If you have n pigeons and I pigeonholes then at least one of the holes contains at least [n/k] pigeons.

The previous statement is simply a corollary of the generalized statement where n>k and [n/k] is therefore at least 2.

Note: [x] denotes the ceiling function, the smallest integer that is greater than or equal to x.

To illustrate,

Example 4. 41 rooks are placed on a 10x10 chessboard. Prove that there exist 5 rooks that do not attack each other.

Solution. The problem asks us to find 5 rooks that are situated on different rows and different columns. We have 10 rows and 41 rooks. From the pigeonhole principle it follows that there must be at least [41/10] = 5 rooks in one row. Now it makes sense to find a rook in another row in a different column. How do we do that?
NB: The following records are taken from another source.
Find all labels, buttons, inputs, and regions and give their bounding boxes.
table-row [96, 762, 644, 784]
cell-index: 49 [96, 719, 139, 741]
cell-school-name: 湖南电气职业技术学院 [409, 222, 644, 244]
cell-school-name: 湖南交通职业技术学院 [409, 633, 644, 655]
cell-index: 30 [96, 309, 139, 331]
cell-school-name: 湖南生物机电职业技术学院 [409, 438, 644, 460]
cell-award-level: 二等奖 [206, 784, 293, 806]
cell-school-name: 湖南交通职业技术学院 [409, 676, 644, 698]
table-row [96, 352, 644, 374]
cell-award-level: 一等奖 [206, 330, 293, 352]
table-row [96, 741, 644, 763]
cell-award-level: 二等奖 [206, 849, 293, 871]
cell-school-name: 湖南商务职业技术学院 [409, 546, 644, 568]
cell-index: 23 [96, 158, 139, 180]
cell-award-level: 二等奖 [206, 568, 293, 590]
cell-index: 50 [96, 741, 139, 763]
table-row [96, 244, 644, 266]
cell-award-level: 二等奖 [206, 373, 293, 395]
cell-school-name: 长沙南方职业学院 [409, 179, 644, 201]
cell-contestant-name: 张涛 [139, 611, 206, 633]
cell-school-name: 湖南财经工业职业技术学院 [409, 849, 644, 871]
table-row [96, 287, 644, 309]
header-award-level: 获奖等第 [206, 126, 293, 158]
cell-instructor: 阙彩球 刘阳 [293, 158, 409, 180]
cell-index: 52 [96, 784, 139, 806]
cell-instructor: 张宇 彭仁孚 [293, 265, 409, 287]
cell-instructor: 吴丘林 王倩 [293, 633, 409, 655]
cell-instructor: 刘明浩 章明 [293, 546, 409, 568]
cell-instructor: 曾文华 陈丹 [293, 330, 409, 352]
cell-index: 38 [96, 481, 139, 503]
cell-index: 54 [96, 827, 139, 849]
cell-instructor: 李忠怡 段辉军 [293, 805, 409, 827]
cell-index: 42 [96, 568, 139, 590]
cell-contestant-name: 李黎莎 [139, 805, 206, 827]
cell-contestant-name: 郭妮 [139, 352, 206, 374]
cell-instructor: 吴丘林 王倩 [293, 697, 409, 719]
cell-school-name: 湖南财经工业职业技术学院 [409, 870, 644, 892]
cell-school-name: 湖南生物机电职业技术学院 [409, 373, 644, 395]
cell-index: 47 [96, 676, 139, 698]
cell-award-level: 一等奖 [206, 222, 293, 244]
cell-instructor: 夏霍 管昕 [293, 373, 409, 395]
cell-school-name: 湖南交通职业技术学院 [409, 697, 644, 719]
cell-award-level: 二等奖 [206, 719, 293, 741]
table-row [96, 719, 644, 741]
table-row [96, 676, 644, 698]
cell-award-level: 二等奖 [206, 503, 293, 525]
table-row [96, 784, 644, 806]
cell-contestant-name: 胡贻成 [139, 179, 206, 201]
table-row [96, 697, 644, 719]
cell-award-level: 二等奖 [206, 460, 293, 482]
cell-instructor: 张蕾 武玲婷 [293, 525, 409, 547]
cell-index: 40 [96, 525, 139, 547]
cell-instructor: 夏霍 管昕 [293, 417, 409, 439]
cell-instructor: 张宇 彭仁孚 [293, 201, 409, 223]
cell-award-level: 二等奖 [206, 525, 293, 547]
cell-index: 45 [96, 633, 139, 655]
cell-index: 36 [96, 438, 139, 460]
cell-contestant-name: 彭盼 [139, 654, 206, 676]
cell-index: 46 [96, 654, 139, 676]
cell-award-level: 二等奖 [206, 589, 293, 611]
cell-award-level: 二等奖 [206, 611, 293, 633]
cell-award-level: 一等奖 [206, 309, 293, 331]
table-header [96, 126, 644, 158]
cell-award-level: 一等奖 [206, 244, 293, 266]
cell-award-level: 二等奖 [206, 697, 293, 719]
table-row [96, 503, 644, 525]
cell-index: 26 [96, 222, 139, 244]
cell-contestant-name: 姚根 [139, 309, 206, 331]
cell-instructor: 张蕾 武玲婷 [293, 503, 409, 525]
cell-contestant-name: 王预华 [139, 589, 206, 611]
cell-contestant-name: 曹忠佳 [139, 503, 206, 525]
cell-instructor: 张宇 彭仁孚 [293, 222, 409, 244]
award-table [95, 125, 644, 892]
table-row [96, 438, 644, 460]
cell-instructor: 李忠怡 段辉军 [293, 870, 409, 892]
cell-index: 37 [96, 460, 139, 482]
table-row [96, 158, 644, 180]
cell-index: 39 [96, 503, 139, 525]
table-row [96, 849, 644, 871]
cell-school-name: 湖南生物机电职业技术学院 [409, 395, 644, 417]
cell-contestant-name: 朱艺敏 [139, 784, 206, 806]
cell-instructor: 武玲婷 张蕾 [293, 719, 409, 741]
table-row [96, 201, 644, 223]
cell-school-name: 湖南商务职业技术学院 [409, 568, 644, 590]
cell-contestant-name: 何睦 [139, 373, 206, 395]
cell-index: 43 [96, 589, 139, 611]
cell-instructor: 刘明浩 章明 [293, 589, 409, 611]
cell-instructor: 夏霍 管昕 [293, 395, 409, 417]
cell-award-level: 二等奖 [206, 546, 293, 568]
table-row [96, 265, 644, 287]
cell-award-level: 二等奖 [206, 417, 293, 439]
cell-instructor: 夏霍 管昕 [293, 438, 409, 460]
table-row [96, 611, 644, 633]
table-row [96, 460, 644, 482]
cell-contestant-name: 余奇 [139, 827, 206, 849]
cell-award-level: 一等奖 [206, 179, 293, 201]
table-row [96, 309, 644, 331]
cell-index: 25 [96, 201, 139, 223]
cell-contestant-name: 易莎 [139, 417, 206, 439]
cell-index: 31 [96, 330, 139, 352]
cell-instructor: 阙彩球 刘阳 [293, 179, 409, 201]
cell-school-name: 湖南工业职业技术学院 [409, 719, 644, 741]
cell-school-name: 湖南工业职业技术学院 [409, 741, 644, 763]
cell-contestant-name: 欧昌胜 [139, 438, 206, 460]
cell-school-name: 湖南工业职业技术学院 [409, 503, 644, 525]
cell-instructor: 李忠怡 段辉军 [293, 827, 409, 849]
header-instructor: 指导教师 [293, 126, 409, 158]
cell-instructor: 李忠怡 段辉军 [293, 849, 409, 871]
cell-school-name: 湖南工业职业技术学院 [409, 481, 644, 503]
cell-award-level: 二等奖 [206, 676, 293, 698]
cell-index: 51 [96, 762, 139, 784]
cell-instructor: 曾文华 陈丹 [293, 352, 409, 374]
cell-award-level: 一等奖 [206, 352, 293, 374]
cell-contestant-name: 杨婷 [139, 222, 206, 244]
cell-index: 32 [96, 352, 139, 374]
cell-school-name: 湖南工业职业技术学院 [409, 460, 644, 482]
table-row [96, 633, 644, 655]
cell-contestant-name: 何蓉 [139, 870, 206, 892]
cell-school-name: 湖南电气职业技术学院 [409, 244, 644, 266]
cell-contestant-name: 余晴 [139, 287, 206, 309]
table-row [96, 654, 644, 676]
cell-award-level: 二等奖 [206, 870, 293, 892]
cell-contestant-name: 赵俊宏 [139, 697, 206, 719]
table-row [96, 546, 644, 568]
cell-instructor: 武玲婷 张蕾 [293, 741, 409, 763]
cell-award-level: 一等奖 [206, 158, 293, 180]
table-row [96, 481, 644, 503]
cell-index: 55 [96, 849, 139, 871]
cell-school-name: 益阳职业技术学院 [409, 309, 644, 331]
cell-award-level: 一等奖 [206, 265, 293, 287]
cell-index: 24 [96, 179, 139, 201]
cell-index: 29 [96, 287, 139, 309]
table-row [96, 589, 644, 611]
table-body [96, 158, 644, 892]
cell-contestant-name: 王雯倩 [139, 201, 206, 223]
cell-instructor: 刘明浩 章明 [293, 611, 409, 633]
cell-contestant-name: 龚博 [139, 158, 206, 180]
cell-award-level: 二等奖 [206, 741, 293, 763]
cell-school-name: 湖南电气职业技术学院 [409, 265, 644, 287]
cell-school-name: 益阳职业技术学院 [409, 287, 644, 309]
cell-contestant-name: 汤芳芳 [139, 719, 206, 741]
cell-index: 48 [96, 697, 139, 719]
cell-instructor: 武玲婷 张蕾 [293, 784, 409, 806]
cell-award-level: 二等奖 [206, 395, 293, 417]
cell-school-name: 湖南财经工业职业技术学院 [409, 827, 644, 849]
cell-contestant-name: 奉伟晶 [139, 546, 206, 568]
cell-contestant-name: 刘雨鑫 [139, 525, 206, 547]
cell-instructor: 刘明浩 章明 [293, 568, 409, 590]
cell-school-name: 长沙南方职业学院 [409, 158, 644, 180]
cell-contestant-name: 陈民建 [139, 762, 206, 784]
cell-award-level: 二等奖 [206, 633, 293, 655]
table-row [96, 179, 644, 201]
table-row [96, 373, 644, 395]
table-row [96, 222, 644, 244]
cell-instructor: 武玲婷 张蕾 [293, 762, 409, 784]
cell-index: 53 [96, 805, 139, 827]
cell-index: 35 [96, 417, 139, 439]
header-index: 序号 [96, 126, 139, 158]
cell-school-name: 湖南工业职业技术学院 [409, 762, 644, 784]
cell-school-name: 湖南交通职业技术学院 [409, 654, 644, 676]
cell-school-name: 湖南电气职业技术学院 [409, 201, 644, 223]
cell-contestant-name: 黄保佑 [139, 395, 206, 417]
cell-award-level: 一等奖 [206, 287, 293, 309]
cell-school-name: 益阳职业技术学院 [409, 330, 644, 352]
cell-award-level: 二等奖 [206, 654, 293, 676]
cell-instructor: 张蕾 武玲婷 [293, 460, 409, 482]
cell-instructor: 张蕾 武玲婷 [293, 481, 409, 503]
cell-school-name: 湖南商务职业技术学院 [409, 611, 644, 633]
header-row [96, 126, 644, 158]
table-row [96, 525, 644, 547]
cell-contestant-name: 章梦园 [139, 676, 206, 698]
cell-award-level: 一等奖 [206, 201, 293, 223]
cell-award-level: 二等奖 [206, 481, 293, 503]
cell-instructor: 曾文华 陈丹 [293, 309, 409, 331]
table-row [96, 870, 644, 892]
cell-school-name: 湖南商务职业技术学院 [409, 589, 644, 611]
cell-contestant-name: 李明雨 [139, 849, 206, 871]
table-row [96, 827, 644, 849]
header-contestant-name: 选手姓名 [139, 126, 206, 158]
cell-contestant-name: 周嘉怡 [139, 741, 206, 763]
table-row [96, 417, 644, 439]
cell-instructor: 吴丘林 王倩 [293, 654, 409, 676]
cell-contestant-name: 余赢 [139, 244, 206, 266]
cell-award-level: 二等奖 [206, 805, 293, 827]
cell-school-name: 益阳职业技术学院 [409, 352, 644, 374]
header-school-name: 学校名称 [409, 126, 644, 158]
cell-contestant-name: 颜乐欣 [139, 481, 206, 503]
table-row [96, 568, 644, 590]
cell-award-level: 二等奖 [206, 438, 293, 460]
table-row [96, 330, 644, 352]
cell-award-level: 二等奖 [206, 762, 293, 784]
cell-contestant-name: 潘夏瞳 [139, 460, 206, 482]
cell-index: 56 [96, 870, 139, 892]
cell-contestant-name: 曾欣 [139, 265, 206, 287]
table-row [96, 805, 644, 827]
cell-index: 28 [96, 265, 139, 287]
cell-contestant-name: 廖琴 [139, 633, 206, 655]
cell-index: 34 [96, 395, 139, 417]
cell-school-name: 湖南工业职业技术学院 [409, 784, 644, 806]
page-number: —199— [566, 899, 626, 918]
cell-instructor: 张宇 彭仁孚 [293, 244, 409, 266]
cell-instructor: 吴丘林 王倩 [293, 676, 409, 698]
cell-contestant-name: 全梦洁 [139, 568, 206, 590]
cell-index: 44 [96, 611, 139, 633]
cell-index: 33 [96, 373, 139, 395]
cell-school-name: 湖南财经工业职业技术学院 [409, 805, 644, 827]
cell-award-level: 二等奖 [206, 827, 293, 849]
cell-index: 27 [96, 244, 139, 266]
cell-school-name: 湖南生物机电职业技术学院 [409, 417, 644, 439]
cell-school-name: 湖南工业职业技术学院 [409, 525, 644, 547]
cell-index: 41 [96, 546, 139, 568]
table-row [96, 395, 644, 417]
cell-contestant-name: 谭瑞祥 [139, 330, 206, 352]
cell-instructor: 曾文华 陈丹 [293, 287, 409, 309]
What do you notice about the other rows? We have identified one row with at least 5 rooks. At most, it can have 10 rooks. Throw this row out of the picture!

We have 31 rooks and 9 rows left. One of these rows must contain at least [31/9] = 4 rooks. Continue pigeonholing!

Problems in many fields of mathematics can be solved, or at least greatly simplified via the pigeonhole principle.

Let's start with the rook on the row that contains at least one rook. Now we can pick a rook from the row that has at least two rooks. At least one of them is not in the same row as the first rook. Repeat for the third, fourth and fifth rows, and we have five rooks that are on different rows and different columns!

"A method is an idea applied twice" - George Polya

Many problems can be solved by repeated application of the generalized pigeonhole principle. Here's a general outline for solving problems of this type:

  1. Identify the use of the pigeonhole principle in the problem.

  2. Identify the pigeons and the pigeonholes.

  3. Does using the pigeonhole principle help?

  4. Does the problem require repeated application of the pigeonhole principle? If not, what other strategies can you think of? Utilizing the pigeonhole principle in proofs and puzzles is often a preliminary step following which there is much work to be done. That said, the pigeonhole principle serves an important purpose: to extract information.

The second step is often the crux of problems utilizing the pigeonhole principle, and sometimes the most deceptive step.

Example 5. Prove that there exist 15 integers between 1 and 100 such that the difference between any two integers is divisible by 7.

Solution. This problem is on the confusing side. Instead of the numbers, we can consider the pigeonholes to be the remainders after division of the differences by 7. It follows that at least one pigeonhole has [100/7]= 15 numbers. The difference between any 2 of these 15 numbers leaves the same remainder when divided by 7. So the difference between any 2 numbers in this particular set is always a multiple of 7.

Problems in many fields of mathematics can be solved, or at least greatly simplified via the pigeonhole principle.

Number Theory

Prove that there exists a power of three which ends with the digits 001 in base 10.


Prove that if five points are randomly chosen on a unit square there exist at least two points such that the square of the distance between them is less than 1/2.

Brain Teaser

Now that you have a theoretical background in the pigeonhole principle, here's a lovely problem:

Integers 1 through 12 are are divided into 4 groups. Prove that the products of the numbers in at least one group is greater than 144.

You don't actually need the pigeonhole principle to prove this. The product of all the numbers is 12! = 479001600. If no group had a product greater than 144 then the maximum possible product of all the numbers would be 144 x 144 x 144 x 144= 429981696. Since 429981696 < 479001600, it follows that the product of the elements of at least one group is greater than 144.

That said, I leave you with a final challenge. Can you solve this problem using the pigeonhole principle?